The Bottom Line: Keep an Eye on the Pulse

At this point, we’re in a “wait and see” period as we observe how the Apple adoption of RCS is going to play out.

The future is unknown, but in the meantime, for text marketers, you can keep your primary focus on the tried-and-true methods of SMS and MMS.


What Does “RCS Message” Mean?

“RCS message” means “Rich Communication Services.” It refers to Android’s relatively new texting service that offers some features unavailable using traditional SMS or MMS. (See sections “What Is an RCS Message?” and “What Are the Key Features of an RCS Message?” above.)

What Is RCS Message on Android?

“RCS message” means “Rich Communication Services” and is a messaging service available on Android devices. It allows you to take advantage of enhanced “rich” features as you message people. (See “What Does ‘RCS Message’ Mean?” above.)
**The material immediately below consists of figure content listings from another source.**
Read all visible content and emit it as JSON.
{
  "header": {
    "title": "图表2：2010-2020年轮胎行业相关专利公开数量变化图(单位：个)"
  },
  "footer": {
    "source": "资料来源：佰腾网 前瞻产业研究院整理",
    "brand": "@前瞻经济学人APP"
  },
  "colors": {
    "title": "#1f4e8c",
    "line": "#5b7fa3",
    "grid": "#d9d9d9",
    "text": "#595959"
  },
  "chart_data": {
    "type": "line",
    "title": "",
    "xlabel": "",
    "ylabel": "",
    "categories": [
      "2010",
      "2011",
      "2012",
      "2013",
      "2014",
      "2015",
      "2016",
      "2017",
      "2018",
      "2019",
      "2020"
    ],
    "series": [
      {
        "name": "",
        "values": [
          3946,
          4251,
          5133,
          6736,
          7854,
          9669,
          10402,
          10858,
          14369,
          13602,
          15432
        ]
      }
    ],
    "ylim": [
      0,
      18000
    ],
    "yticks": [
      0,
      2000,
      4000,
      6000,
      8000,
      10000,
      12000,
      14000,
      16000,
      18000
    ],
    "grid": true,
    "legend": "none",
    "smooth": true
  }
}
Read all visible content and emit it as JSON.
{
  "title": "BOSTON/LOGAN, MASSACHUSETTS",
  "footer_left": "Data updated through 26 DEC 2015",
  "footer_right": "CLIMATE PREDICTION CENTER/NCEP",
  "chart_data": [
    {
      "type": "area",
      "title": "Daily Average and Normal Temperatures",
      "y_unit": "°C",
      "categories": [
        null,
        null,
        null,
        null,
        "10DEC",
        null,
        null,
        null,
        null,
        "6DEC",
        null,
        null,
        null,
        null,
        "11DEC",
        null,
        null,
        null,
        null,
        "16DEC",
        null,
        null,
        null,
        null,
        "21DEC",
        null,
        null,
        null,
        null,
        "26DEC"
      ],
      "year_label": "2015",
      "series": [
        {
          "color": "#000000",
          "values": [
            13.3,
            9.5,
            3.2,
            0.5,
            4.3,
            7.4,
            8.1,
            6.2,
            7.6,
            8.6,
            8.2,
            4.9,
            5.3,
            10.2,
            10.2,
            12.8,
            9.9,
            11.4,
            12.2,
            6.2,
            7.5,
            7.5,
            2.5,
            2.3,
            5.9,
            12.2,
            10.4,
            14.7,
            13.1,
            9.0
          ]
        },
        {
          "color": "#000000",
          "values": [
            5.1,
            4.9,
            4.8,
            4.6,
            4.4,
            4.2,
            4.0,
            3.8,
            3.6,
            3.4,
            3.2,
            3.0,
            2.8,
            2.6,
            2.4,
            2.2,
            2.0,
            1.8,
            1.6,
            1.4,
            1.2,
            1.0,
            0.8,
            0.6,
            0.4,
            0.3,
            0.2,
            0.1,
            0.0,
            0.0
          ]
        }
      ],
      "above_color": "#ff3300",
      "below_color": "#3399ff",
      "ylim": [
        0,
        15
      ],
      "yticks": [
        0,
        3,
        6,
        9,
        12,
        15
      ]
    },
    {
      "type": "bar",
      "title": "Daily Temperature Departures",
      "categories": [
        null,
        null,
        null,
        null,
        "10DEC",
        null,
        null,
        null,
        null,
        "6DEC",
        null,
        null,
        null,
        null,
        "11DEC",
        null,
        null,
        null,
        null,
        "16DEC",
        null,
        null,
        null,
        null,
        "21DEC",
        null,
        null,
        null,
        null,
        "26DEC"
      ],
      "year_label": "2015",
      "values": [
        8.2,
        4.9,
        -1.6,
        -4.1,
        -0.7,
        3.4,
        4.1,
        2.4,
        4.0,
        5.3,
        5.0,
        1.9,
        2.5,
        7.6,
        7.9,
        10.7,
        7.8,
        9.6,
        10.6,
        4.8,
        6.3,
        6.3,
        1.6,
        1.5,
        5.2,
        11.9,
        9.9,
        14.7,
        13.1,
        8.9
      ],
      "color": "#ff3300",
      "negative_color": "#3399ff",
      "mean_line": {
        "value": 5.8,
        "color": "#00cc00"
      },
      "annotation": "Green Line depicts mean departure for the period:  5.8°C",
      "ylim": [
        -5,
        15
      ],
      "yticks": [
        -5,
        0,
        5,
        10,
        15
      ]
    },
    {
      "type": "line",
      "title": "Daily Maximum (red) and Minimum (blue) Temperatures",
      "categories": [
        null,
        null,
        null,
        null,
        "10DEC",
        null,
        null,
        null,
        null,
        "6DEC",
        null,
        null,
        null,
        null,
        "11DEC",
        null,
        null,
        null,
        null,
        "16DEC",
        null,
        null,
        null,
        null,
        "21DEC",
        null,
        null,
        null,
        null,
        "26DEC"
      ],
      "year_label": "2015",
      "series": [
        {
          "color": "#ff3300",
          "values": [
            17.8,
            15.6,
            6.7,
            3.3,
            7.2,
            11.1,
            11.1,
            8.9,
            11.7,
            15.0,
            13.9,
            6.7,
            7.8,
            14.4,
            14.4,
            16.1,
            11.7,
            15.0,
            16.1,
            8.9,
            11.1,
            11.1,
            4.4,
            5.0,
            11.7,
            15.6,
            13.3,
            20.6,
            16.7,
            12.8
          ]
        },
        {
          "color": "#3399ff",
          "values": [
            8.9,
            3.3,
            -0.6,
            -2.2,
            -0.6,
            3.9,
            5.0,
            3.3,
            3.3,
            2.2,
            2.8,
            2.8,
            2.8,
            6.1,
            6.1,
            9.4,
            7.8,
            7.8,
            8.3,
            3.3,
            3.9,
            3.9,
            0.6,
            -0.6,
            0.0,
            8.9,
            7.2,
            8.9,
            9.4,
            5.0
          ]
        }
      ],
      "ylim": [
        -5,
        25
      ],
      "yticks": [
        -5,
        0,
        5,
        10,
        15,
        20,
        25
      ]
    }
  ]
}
It is not currently supported by Apple devices.

Do iPhones support RCS messaging?

iPhones do not currently support RCS messaging. However, there are plans to implement support in the near future - as early as fall of this year.

Instead of RCS, iPhones use Apple's messaging service iMessage, which offers similar functionality.

How to Turn Off RCS Messaging (Samsung, Android)?

If you want to disable RCS Messaging on your device, you can do the following:

  • Go to your Google Messages app
  • Select the icon or image in the top right corner
  • Select the “Message settings” option
  • Select the “RCS chats” option
  • From here you’ll be able to toggle RCS messaging on or off

How to Turn On RCS in Google Messages?

If you want to enable RCS Messaging on your device, you can do the following:

  • Go to your Google Messages app
  • Select the icon or image in the top right corner
  • Select the “Message settings” option
  • Select the “RCS chats” option
  • From here you’ll be able to toggle RCS messaging on or off

Is RCS Messaging Safe?

Since RCS messaging allows for end-to-end encryption, it is a safe way to send messages. You can send messages without much concern that your texts will be intercepted and read by unauthorized parties.